Floridi: Guardando fuori dall’Italia, troviamo diversi modelli interessanti. Nei Paesi nordici, per esempio, l’introduzione delle tecnologie digitali è stata accompagnata da un forte investimento sulla formazione degli insegnanti e su una cultura della fiducia: l’IA non sostituisce, ma integra. In Corea del Sud o a Singapore, invece, la tecnologia è entrata con grande rapidità, ma sempre dentro un quadro strategico nazionale, con linee guida chiare. In Gran Bretagna e negli Stati Uniti si sperimenta molto, ma non sempre con equilibrio: c’è chi affida troppo alle piattaforme private, correndo il rischio di perdere la dimensione pubblica e comunitaria dell’educazione. L’Italia potrebbe imparare da questi casi una lezione semplice: l’IA funziona a scuola solo quando diventa parte di un ecosistema educativo che mette insieme infrastrutture, docenti e studenti. Senza questa visione, si rischia di importare strumenti senza radicarli davvero nel percorso formativo.
“La tecnologia ci sta dunque portando a spostare l’etica non tanto su che cosa sia giusto e morale, ma sui benefici che un’azione può portare. Lei pensa che questo sarebbe potuto accadere senza l’avvento dell’IA?”

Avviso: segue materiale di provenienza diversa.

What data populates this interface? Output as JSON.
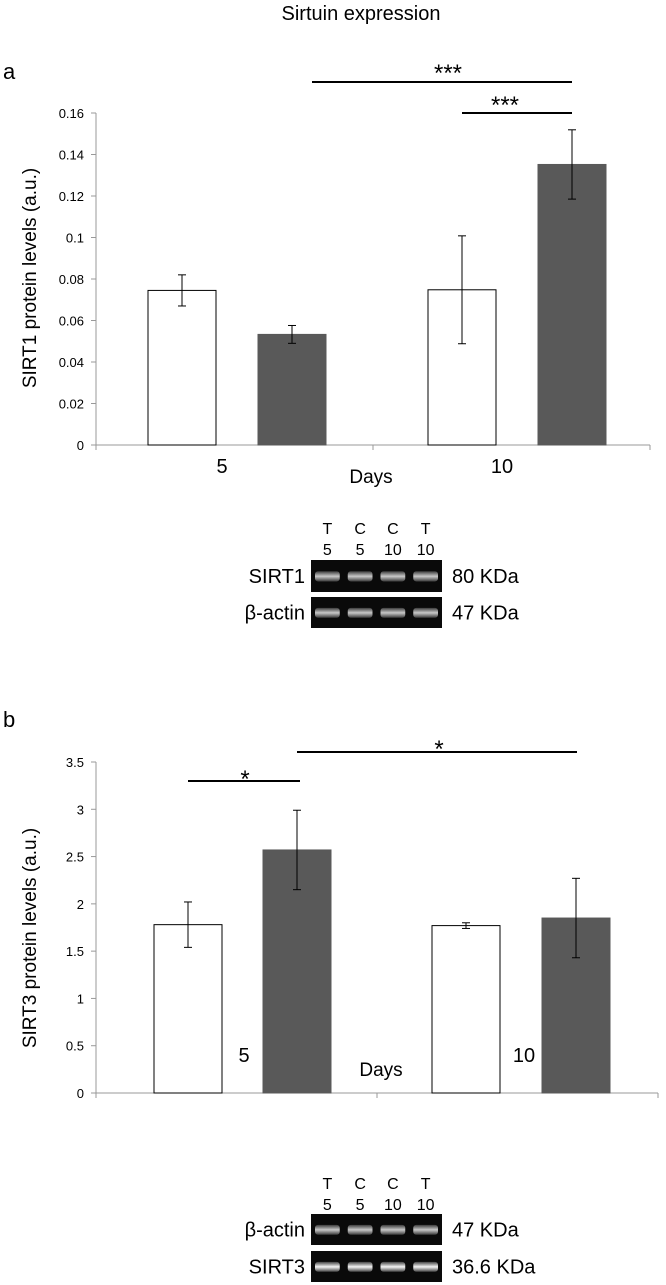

Floridi: L’IA ha accelerato un cambiamento che era già in corso, ma lo ha reso inevitabile. Per secoli abbiamo discusso su che cosa fosse giusto o sbagliato in termini astratti; oggi le tecnologie ci obbligano a guardare all’impatto concreto che hanno sulle persone. L’etica si sposta dal piano della teoria al piano della cura: non più soltanto “questo è giusto”, ma “questo fa bene a chi lo riceve”. Senza l’IA, forse ci saremmo mossi in questa direzione con più lentezza, seguendo le trasformazioni sociali ed economiche. Ma l’intelligenza artificiale ci mette di fronte a decisioni che toccano subito milioni di vite, e dunque non ci lascia scelta: o assumiamo un’etica patient-oriented, centrata sui benefici reali per chi subisce l’azione, oppure rischiamo di costruire un’infosfera ingiusta. In questo senso, l’IA non è solo un oggetto di riflessione etica: è il motore che ci costringe a ripensare l’etica stessa.
Bibliografia essenziale
- Luciano Floridi, La quarta rivoluzione. Come l’infosfera sta trasformando il mondo, Milano, Raffaello Cortina, 2017.
Introduce il concetto di quarta rivoluzione (dopo Copernico, Darwin, Freud) che ridefinisce l’uomo come parte dell’infosfera. Testo fondamentale per capire il contesto filosofico. - Luciano Floridi, Etica dell’intelligenza artificiale. Sviluppi, opportunità, sfide, Milano, Raffaello Cortina, 2022.
Il volume più direttamente legato al tema del blog: un quadro completo dei problemi etici posti dall’IA, con particolare attenzione al principio di beneficenza digitale. - Luciano Floridi, Etica dell’infosfera. Prospettive filosofiche per l’età dell’informazione, Milano, Raffaello Cortina, 2019.
Approfondisce la nozione di infosfera e propone l’etica patient-oriented come cornice per il nostro tempo. - Luciano Floridi, Pensare l’infosfera. La filosofia come design concettuale, Milano, Raffaello Cortina, 2020.
Un testo più teorico, ma utile per comprendere il metodo di Floridi: la filosofia come “design concettuale”, al servizio della costruzione di un ambiente informazionale più giusto.